When community staple Evelyn (Fionnula Flanagan) is gunned down ruthlessly in what appears to be a routine convenience store hold-up, her troubled, adopted sons Bobby (Mark Wahlberg), Angel (Tyrese Gibson), Jack (Garrett Hedlund), and Jeremiah (Andre Benjamin) return home to grieve. Seething with anger, Bobby is chomping at the bit to avenge his mother’s murder.
The obstacle is that the boys don’t know who committed the crime. Once they start looking for clues and stirring up trouble around their snowbound Detroit neighborhoods, they undercover a hornet’s nest of treachery, conspiracies, and bullets.
“Four Brothers” opens with moments of incredible emotion: Evelyn’s brutal murder, the funeral and unfortunate reunion of the brothers, and Bobby weeping privately in the bathroom. These are scenes that break ground on the film in such a way that promises notorious director John Singleton is going to take this path of grief and revenge very seriously.
That doesn’t last for long.
“Brothers” is a violent revenge fantasy (shades of the John Wayne film, “The Sons of Katie Elder”), but it borders one genre I didn’t expect: the cartoon. Singleton’s film is in the spirit of “Death Wish” and “Shaft,” or any other film where men shoot first, shoot again, then try to squeeze in some questions. It’s a film juiced with machismo, where women get in the way and homosexuality is the worst offense for a male. But somehow, somewhere, the normally unlikable Singleton finds a way to align this silly creation and whip up something highly entertaining out of ingredients that have ruined better films.
The way “Brothers” veers from sensitive drama to a Steven Seagal wannabe action film is something to behold, and actually warrants a matinee ticket just to witness. Singleton starts the insanity slowly by having the brothers routinely brandish weapons in public without reprimand, commit violent acts without a second thought, and quietly defy the local cops.
Soon enough, the last threads of subtlety found in the script are tossed out, with Bobby and the boys shooting up neighborhoods, openly telling the cops they don’t matter, and introducing a flamboyant pimp mastermind character named Sweet. It’s then and there that “Brothers” goes completely nutty, and it’s best to just hang on for the ride. Singleton, who has never managed to make a movie that didn’t fall completely apart, does “Brothers” a great favor by sticking so close to the lunacy. That’s the only way this film works: with at least one person who believes in it.

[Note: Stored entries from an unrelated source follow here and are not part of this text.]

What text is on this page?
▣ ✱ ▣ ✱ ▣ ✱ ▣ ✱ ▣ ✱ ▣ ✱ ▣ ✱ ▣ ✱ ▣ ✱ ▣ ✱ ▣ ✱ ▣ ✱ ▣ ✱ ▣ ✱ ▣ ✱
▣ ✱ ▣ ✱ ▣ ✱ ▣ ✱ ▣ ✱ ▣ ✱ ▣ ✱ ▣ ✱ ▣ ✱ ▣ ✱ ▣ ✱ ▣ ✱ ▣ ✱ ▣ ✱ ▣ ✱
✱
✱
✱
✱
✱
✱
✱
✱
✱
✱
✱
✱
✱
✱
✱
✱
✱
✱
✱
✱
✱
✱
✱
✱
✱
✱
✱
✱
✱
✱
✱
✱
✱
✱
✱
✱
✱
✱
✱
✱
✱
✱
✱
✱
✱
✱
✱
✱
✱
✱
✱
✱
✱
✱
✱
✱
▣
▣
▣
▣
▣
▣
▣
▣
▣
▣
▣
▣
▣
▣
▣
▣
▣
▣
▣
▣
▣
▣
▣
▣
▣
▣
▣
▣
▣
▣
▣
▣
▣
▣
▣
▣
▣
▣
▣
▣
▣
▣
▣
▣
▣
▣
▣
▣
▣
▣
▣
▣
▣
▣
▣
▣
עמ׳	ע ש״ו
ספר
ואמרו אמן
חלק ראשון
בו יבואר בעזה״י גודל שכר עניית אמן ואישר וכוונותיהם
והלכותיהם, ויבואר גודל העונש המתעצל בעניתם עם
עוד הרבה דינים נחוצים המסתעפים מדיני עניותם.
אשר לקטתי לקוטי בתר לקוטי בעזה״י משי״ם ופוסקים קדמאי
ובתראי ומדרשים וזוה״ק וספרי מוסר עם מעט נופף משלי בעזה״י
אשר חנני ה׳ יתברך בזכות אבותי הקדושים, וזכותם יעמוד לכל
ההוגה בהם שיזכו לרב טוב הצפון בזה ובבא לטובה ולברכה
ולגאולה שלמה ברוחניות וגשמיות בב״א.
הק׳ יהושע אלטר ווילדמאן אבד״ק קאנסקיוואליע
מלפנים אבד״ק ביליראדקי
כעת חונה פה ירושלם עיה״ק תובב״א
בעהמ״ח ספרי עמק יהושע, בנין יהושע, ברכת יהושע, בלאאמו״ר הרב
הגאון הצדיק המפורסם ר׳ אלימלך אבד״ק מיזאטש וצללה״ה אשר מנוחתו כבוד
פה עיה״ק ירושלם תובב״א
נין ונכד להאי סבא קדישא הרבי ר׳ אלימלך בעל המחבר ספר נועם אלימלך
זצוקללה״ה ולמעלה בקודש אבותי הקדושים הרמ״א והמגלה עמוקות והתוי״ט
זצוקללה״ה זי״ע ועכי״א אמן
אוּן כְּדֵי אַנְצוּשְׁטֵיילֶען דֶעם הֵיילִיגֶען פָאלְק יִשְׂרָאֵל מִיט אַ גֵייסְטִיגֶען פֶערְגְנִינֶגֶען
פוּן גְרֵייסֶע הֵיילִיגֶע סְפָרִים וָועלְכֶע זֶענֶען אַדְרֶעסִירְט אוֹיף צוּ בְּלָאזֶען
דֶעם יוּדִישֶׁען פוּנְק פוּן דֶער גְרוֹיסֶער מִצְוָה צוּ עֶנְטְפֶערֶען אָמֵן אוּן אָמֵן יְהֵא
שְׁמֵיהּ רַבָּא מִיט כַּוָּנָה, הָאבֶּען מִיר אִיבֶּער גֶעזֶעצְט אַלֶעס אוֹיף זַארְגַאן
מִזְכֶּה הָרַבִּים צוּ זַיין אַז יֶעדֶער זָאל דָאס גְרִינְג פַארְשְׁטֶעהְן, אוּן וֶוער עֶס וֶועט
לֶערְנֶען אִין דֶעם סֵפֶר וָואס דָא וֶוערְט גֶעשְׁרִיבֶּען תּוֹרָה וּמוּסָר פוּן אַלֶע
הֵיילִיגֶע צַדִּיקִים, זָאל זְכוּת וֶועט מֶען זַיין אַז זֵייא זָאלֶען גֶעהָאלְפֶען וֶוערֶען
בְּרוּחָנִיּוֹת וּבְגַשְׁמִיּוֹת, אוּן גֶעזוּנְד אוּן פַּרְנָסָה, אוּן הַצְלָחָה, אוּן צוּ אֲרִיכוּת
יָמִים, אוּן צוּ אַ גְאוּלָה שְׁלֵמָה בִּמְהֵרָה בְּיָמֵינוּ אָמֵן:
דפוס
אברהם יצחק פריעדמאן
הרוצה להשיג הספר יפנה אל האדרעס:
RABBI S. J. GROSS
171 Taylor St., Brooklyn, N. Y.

Running around the splendid winter locations are an unusual batch of actors. Tyrese Gibson and Andre Benjamin ooze cool and ease in their respective roles, leaving fourth brother, the nondescript Garrett Hedlund, in the dust. Terrence Howard shows up briefly as an interested cop, and gives the film a branch of hope in a forest of crime. And English actor Chiwetel Ejiofor certainly enjoys his time as the ruthless pimp the brothers are hunting. Ejiofor eats the screen with every opportunity.
But the fun of “Brothers” is reserved for Mark Wahlberg, who gives a full-throated back alley thug performance that’s as convincing as it is hilarious. I’ve never seen the iffy Wahlberg this loose onscreen before, and he provides the film’s highlights the way he constantly instigates brotherly love and mischief.